In 1965 the county designated Johnson's Hill as a Conservation Area under federal urban renewal funding. The roads were finally paved. Sidewalks and gutters were installed. Cul-de-sacs were constructed at dead-end streets. The county renamed the neighborhood Arlington View - a name borrowed from an earlier nearby subdivision - because Johnson's Hill had developed too many associations with the conditions the conservation plan was supposed to remedy. The Shirley Memorial Highway expansion of the late 1960s demolished part of the neighborhood, including Mount Zion Baptist Church, which moved to Green Valley.

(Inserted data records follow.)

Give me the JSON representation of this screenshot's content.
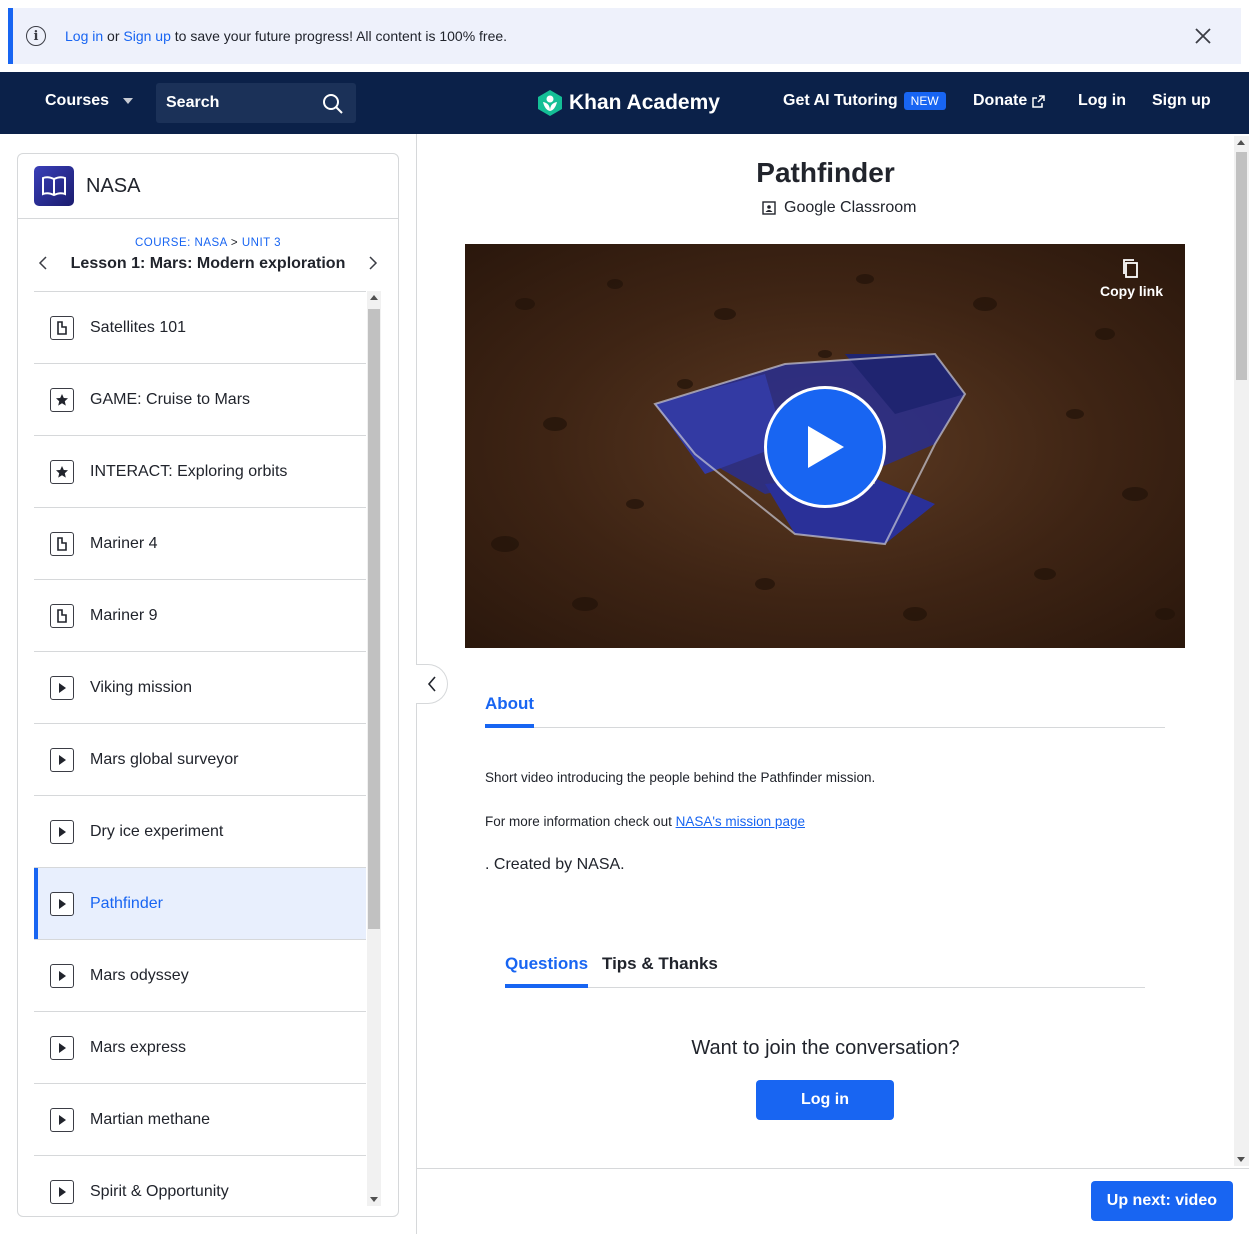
{
  "banner": {
    "login_link": "Log in",
    "or_text": " or ",
    "signup_link": "Sign up",
    "message_rest": " to save your future progress! All content is 100% free."
  },
  "nav": {
    "courses": "Courses",
    "search_placeholder": "Search",
    "logo_text": "Khan Academy",
    "ai_tutoring": "Get AI Tutoring",
    "new_badge": "NEW",
    "donate": "Donate",
    "login": "Log in",
    "signup": "Sign up"
  },
  "sidebar": {
    "course_title": "NASA",
    "breadcrumb_course": "COURSE: NASA",
    "breadcrumb_sep": " > ",
    "breadcrumb_unit": "UNIT 3",
    "lesson_title": "Lesson 1: Mars: Modern exploration",
    "items": [
      {
        "label": "Satellites 101",
        "icon": "article-icon"
      },
      {
        "label": "GAME: Cruise to Mars",
        "icon": "star-icon"
      },
      {
        "label": "INTERACT: Exploring orbits",
        "icon": "star-icon"
      },
      {
        "label": "Mariner 4",
        "icon": "article-icon"
      },
      {
        "label": "Mariner 9",
        "icon": "article-icon"
      },
      {
        "label": "Viking mission",
        "icon": "video-icon"
      },
      {
        "label": "Mars global surveyor",
        "icon": "video-icon"
      },
      {
        "label": "Dry ice experiment",
        "icon": "video-icon"
      },
      {
        "label": "Pathfinder",
        "icon": "video-icon",
        "active": true
      },
      {
        "label": "Mars odyssey",
        "icon": "video-icon"
      },
      {
        "label": "Mars express",
        "icon": "video-icon"
      },
      {
        "label": "Martian methane",
        "icon": "video-icon"
      },
      {
        "label": "Spirit & Opportunity",
        "icon": "video-icon"
      }
    ]
  },
  "main": {
    "title": "Pathfinder",
    "google_classroom": "Google Classroom",
    "copy_link": "Copy link",
    "tab_about": "About",
    "about_text": "Short video introducing the people behind the Pathfinder mission.",
    "more_info_prefix": "For more information check out ",
    "more_info_link": "NASA's mission page",
    "created_by": ". Created by NASA.",
    "tab_questions": "Questions",
    "tab_tips": "Tips & Thanks",
    "join_heading": "Want to join the conversation?",
    "join_login": "Log in",
    "up_next": "Up next: video"
  },
  "colors": {
    "accent": "#1865f2",
    "nav_bg": "#0b2149",
    "banner_bg": "#eef1fb",
    "active_item_bg": "#e8effd"
  }
}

Hoffman-Boston's senior high school closed in 1964 to facilitate integration; the building hosted integrated junior high classes until 1971 and now functions as an integrated elementary school. The Carver Homes - public housing built after the war and named for the African American agricultural scientist George Washington Carver - were sold off and largely demolished by 2016. Arlington View today is more racially integrated than at any time in its history: the Black share of the population fell from 99 percent in 1970 to about 62 percent in 2010. Property values have climbed sharply with proximity to the Pentagon and Pentagon City. The Harry W. Gray House is preserved. Markers commemorate the Jefferson School, the Odd Fellows lodge, and the original Mount Zion congregation. The neighborhood is still here. The neighborhood it used to be is harder to find.
Arlington View sits at 38.86 degrees N, 77.07 degrees W in central Arlington, bounded by Columbia Pike to the north, Washington Boulevard to the east, Interstate 395 to the south, and South Rolfe Street to the west. The Pentagon is one mile northeast. This is inside Class B airspace and the Washington Special Flight Rules Area. P-56B over the Pentagon is just north. Reagan National (KDCA) is 2 miles east. Coordinate with Potomac TRACON before any low operations.